A few days ago, a friend tried to convince us that chocolate mousse was basically yogurt. According to new studies, however, we could have indulged without the guilt. New data from Roy Morgan Research shows there’s no immediately obvious connection between a person’s Body Mass Index and whether or not they eat chocolate. Another study from German researchers found that eating a daily serving of chocolate didn’t stop those studied from staying trim. Researchers looked at three groups: One on a low-carb diet, one on a low-carb diet with an added 42 grams of chocolate each day, and one with an unrestricted diet. Those who ate the chocolate didn’t gain weight and claimed to be in a better mood than those in the chocolate-free group.
Sounds amazing, right? Not so fast.
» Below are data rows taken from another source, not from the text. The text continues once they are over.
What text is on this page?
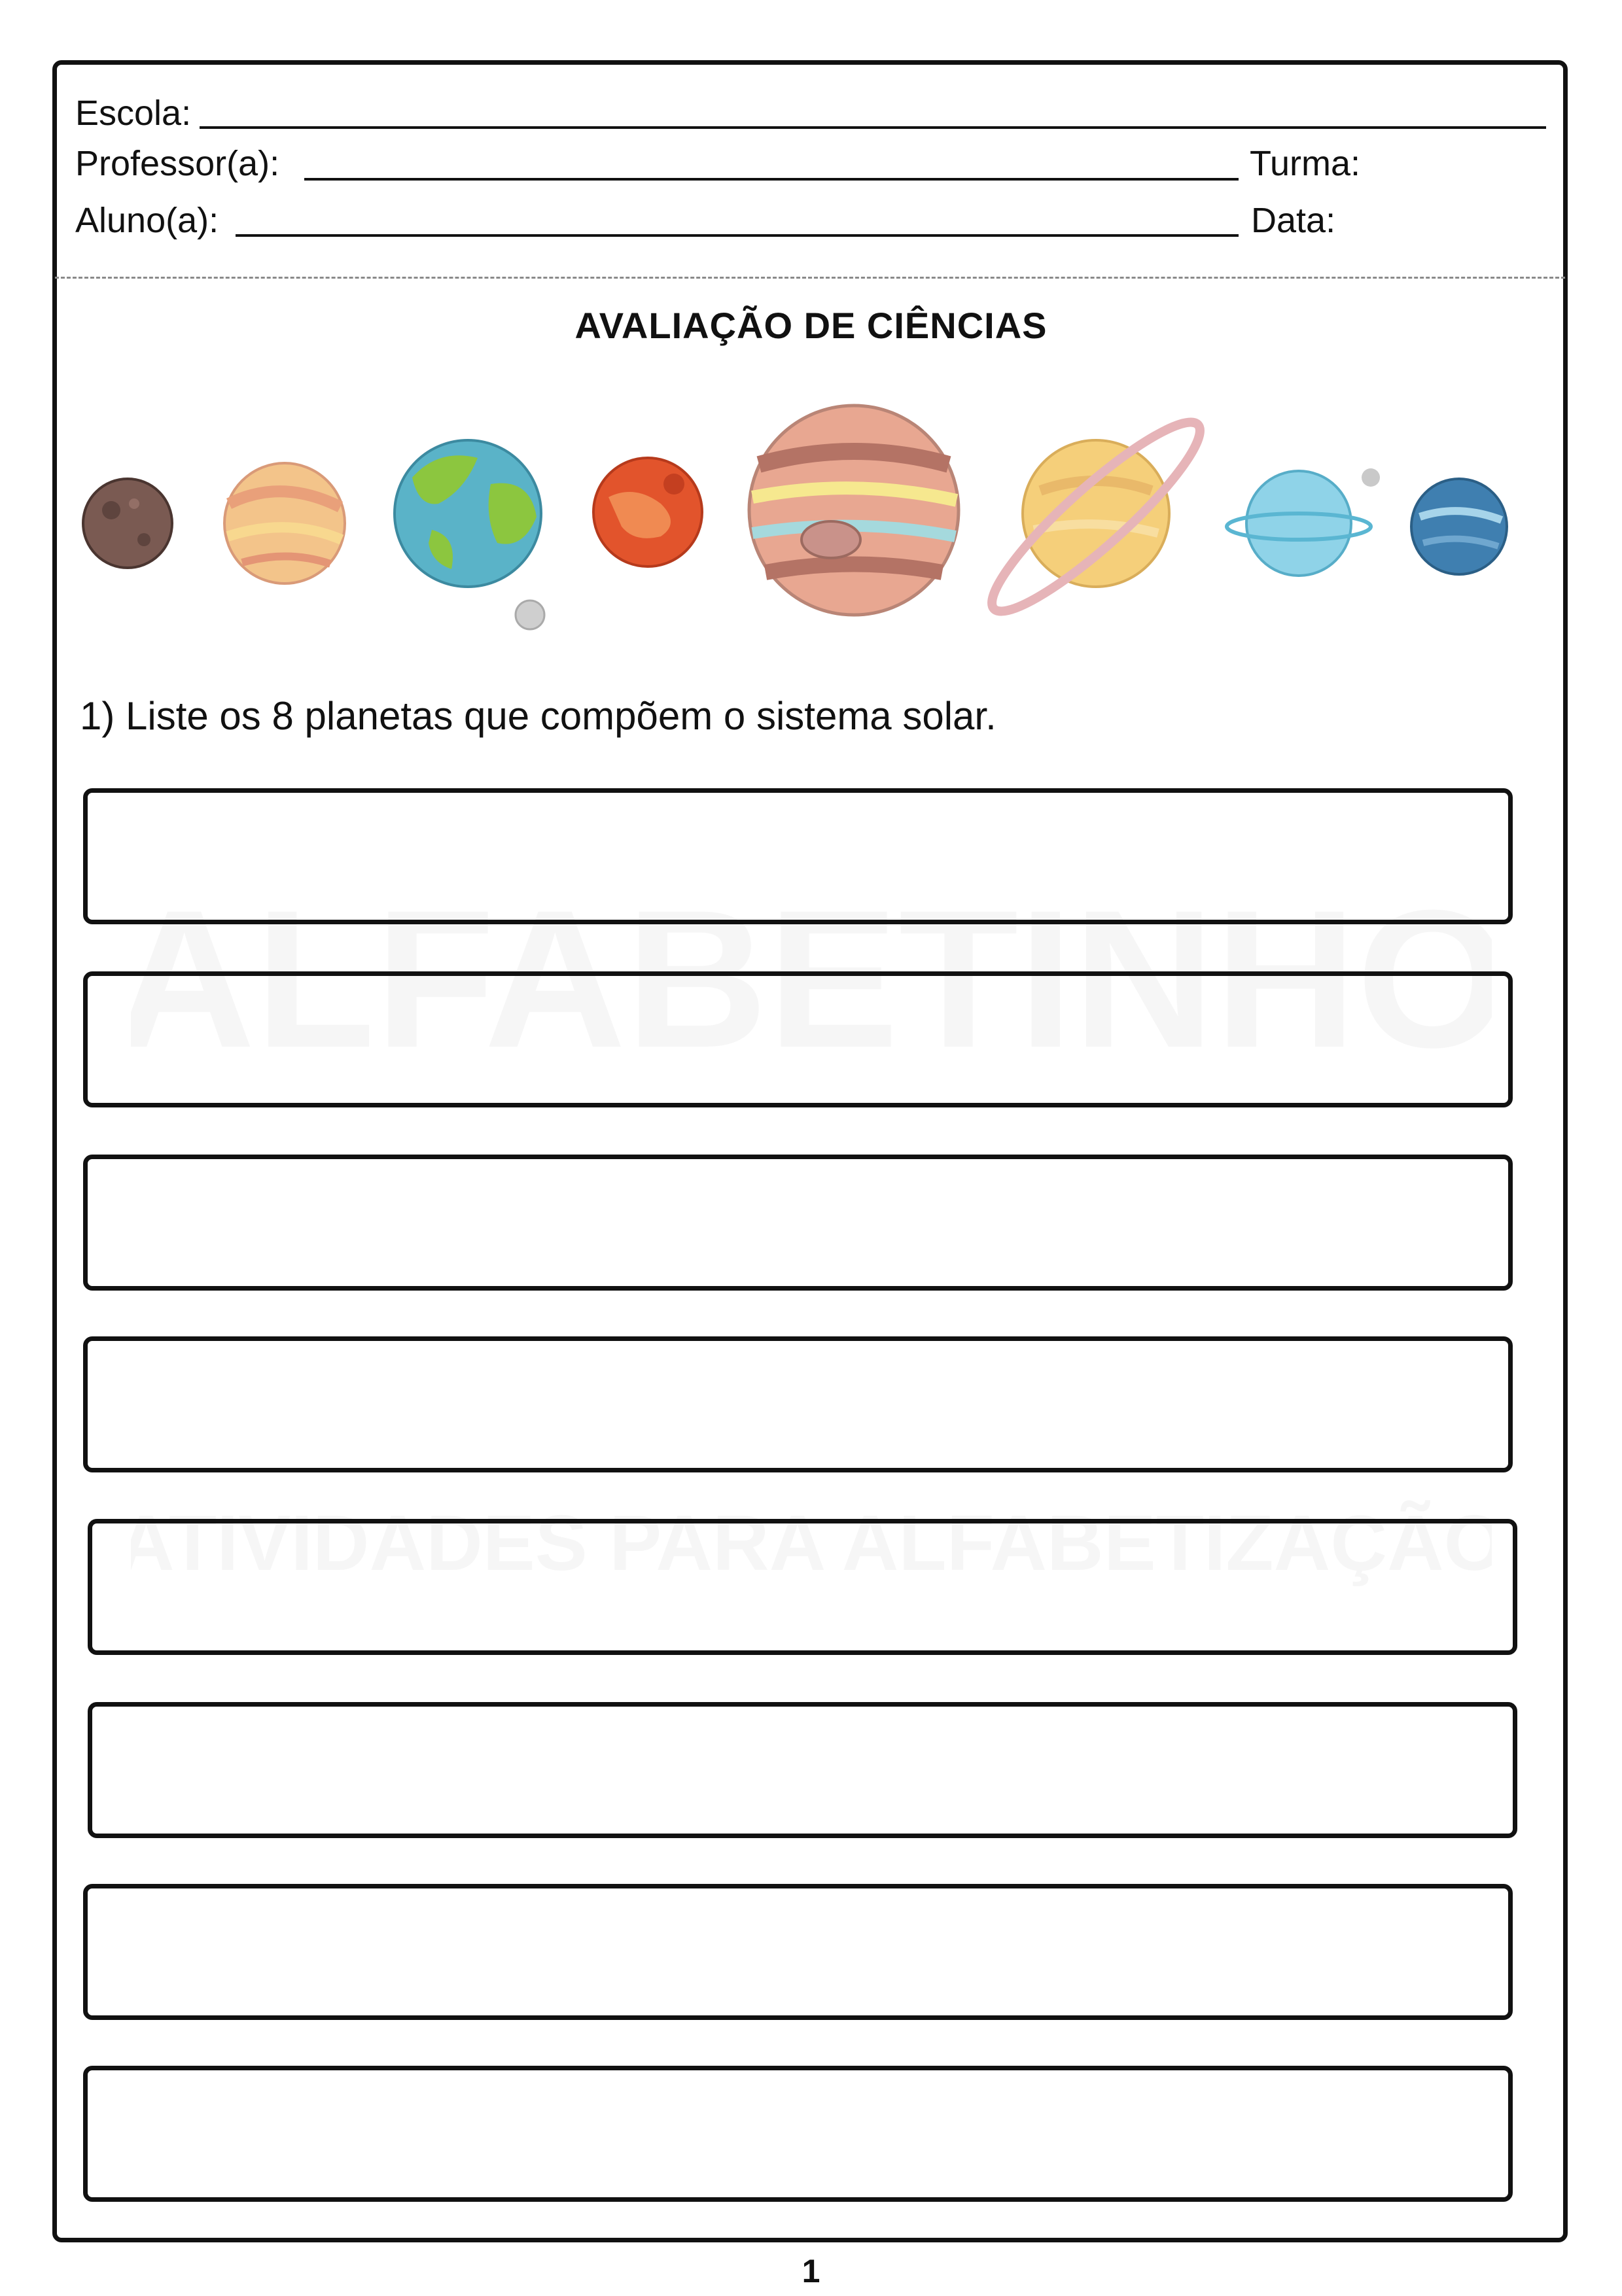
Escola:
Professor(a):	Turma:
Aluno(a):	Data:
AVALIAÇÃO DE CIÊNCIAS
1) Liste os 8 planetas que compõem o sistema solar.
1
Just a few days ago, we shed the spotlight on how deceiving medical studies can be and despite the recent press this research has gotten, you might want to think twice about falling face-first into a pile of Cadbury Creme Eggs.
Note that 42 grams of chocolate is no more than a small bar (any chocolate addict will admit to easily eating double that amount) and the chocolate used in the studies contained at least 81 percent cocoa. Conventional health rules say that to gain a pound you have to eat about 3,500 more calories per week (or about 500 more a day). The chocolate given as part of the study is hardly close to 500 calories — a handful of Cadbury Creme Eggs, now that’s another story.
There’s nothing wrong with treating yourself to chocolate, but believing the flashy headlines that you can now eat it ad nauseam is misleading. Everything in moderation, right?